For a good part of the video Meyer focuses on Haitian Cacos (rebel) resistance to US rule and the US Marines’ slaughter of rebels armed with knives, machetes and not many rifles, and the severe punishment and killing the Marines inflicted on villages where rebellions broke out. One major Cacos leader, Charlemagne Péralte, was assassinated in 1919 by US Sergeant Herman Hanneken and his corporal after both had secretly been led to Péralte’s camp. Péralte’s body was taken by the Americans, tied to a door and the corpse was photographed; the photograph was later publicised throughout Haiti to discourage rebellion (in fact, it had the opposite effect and galvanised even more opposition). For his action against Péralte and other exploits in Haiti, Hanneken was decorated and promoted to Second Lieutenant.

After Péralte’s death and Hanneken’s promotion, the video glosses over much of the rest of Haiti’s occupation by US forces and how Haitians resisted the US presence in other ways.
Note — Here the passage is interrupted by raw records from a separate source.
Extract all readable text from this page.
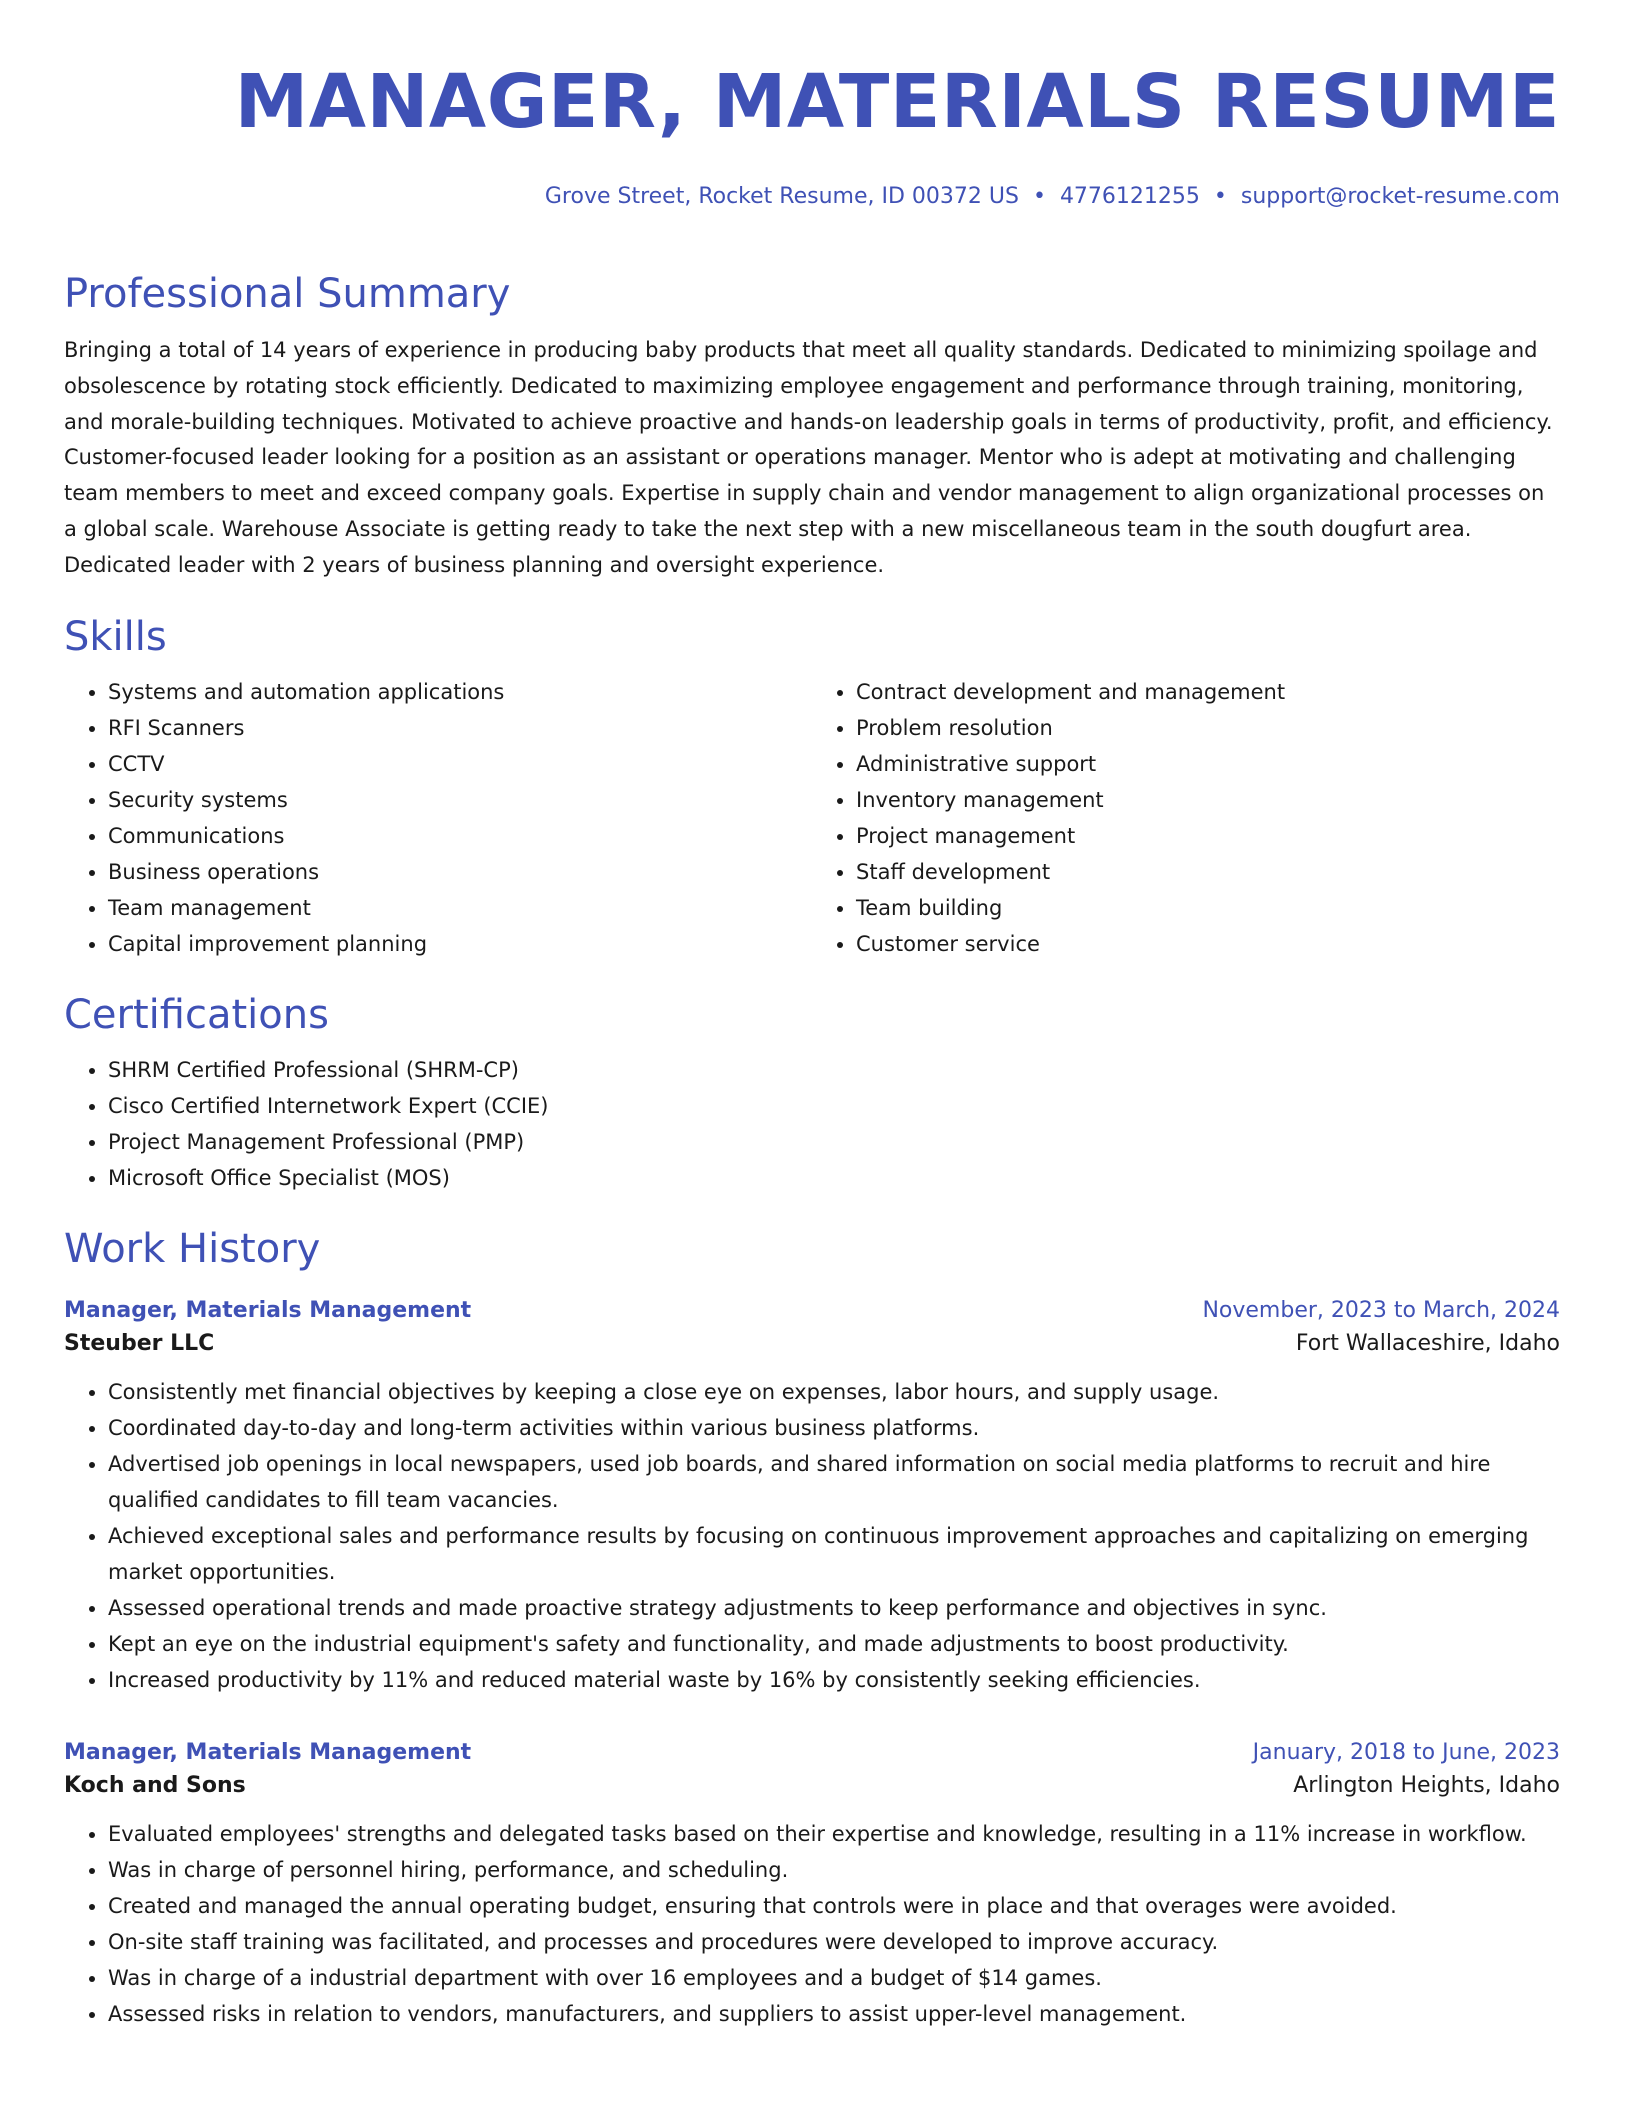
MANAGER, MATERIALS RESUME
Grove Street, Rocket Resume, ID 00372 US • 4776121255 • support@rocket-resume.com
Professional Summary

Bringing a total of 14 years of experience in producing baby products that meet all quality standards. Dedicated to minimizing spoilage and obsolescence by rotating stock efficiently. Dedicated to maximizing employee engagement and performance through training, monitoring, and morale-building techniques. Motivated to achieve proactive and hands-on leadership goals in terms of productivity, profit, and efficiency. Customer-focused leader looking for a position as an assistant or operations manager. Mentor who is adept at motivating and challenging team members to meet and exceed company goals. Expertise in supply chain and vendor management to align organizational processes on a global scale. Warehouse Associate is getting ready to take the next step with a new miscellaneous team in the south dougfurt area. Dedicated leader with 2 years of business planning and oversight experience.

Skills
• Systems and automation applications
• RFI Scanners
• CCTV
• Security systems
• Communications
• Business operations
• Team management
• Capital improvement planning
• Contract development and management
• Problem resolution
• Administrative support
• Inventory management
• Project management
• Staff development
• Team building
• Customer service
Certifications
• SHRM Certified Professional (SHRM-CP)
• Cisco Certified Internetwork Expert (CCIE)
• Project Management Professional (PMP)
• Microsoft Office Specialist (MOS)
Work History
Manager, Materials Management	November, 2023 to March, 2024
Steuber LLC	Fort Wallaceshire, Idaho
• Consistently met financial objectives by keeping a close eye on expenses, labor hours, and supply usage.
• Coordinated day-to-day and long-term activities within various business platforms.
• Advertised job openings in local newspapers, used job boards, and shared information on social media platforms to recruit and hire qualified candidates to fill team vacancies.
• Achieved exceptional sales and performance results by focusing on continuous improvement approaches and capitalizing on emerging market opportunities.
• Assessed operational trends and made proactive strategy adjustments to keep performance and objectives in sync.
• Kept an eye on the industrial equipment's safety and functionality, and made adjustments to boost productivity.
• Increased productivity by 11% and reduced material waste by 16% by consistently seeking efficiencies.
Manager, Materials Management	January, 2018 to June, 2023
Koch and Sons	Arlington Heights, Idaho
• Evaluated employees' strengths and delegated tasks based on their expertise and knowledge, resulting in a 11% increase in workflow.
• Was in charge of personnel hiring, performance, and scheduling.
• Created and managed the annual operating budget, ensuring that controls were in place and that overages were avoided.
• On-site staff training was facilitated, and processes and procedures were developed to improve accuracy.
• Was in charge of a industrial department with over 16 employees and a budget of $14 games.
• Assessed risks in relation to vendors, manufacturers, and suppliers to assist upper-level management.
Meyer is not so good at detailing the non-military avenues by which Haitians fought back against the American occupation, including reaching out to people in the US, and black American people in particular, for help and support. As time passed and Woodrow Wilson was replaced by subsequent Presidents, the US government attitude towards its occupation of Haiti changed to the extent that eventually the Americans left the country in 1934 – though not before changing Haiti’s education system drastically to emphasise vocational training (in effect, treating Haitians as nothing more than robots or a pool of slave labour) and breaking the economic and political power of the German-Haitian community. The Americans continued to control Haiti’s finances however and this control surely was significant in prolonging Haiti’s poverty and suppressing its development economically and politically.

The video works best as an introduction to Haiti’s history from 1900 on, and as an example of the way in which the US invades and occupies other nations whose resources are much coveted by American corporations and elites, and the brutal American treatment of those nations’ peoples who resist occupation. Had the video drilled down even deeper into how the occupying Marines behaved in Haiti while serving there, it would have shown very clearly parallels between their unbecoming behaviour and the behaviour of US soldiers in other parts of the world (in Japan, South Korea, Iraq and Afghanistan for example) where they have been stationed. Viewers come away with the depressing realisation that the US never learns anything from previous experiences of occupying nations, bringing destruction, violence and chaos, treating the people as racial inferiors born to serve others, and leaving a mess in the form of environmental destruction and institutions such as Americanised school systems that ignore the people’s real needs but prepare them only for manual slave labour. In the case of Haiti, viewers will wonder whether the country serves as a dumping ground for American desires to reinstate the culture and economy of Confederate America, and also as a target to thump to show black Americans and other minority groups in the US that they should know their place in society … as an inferior servant class.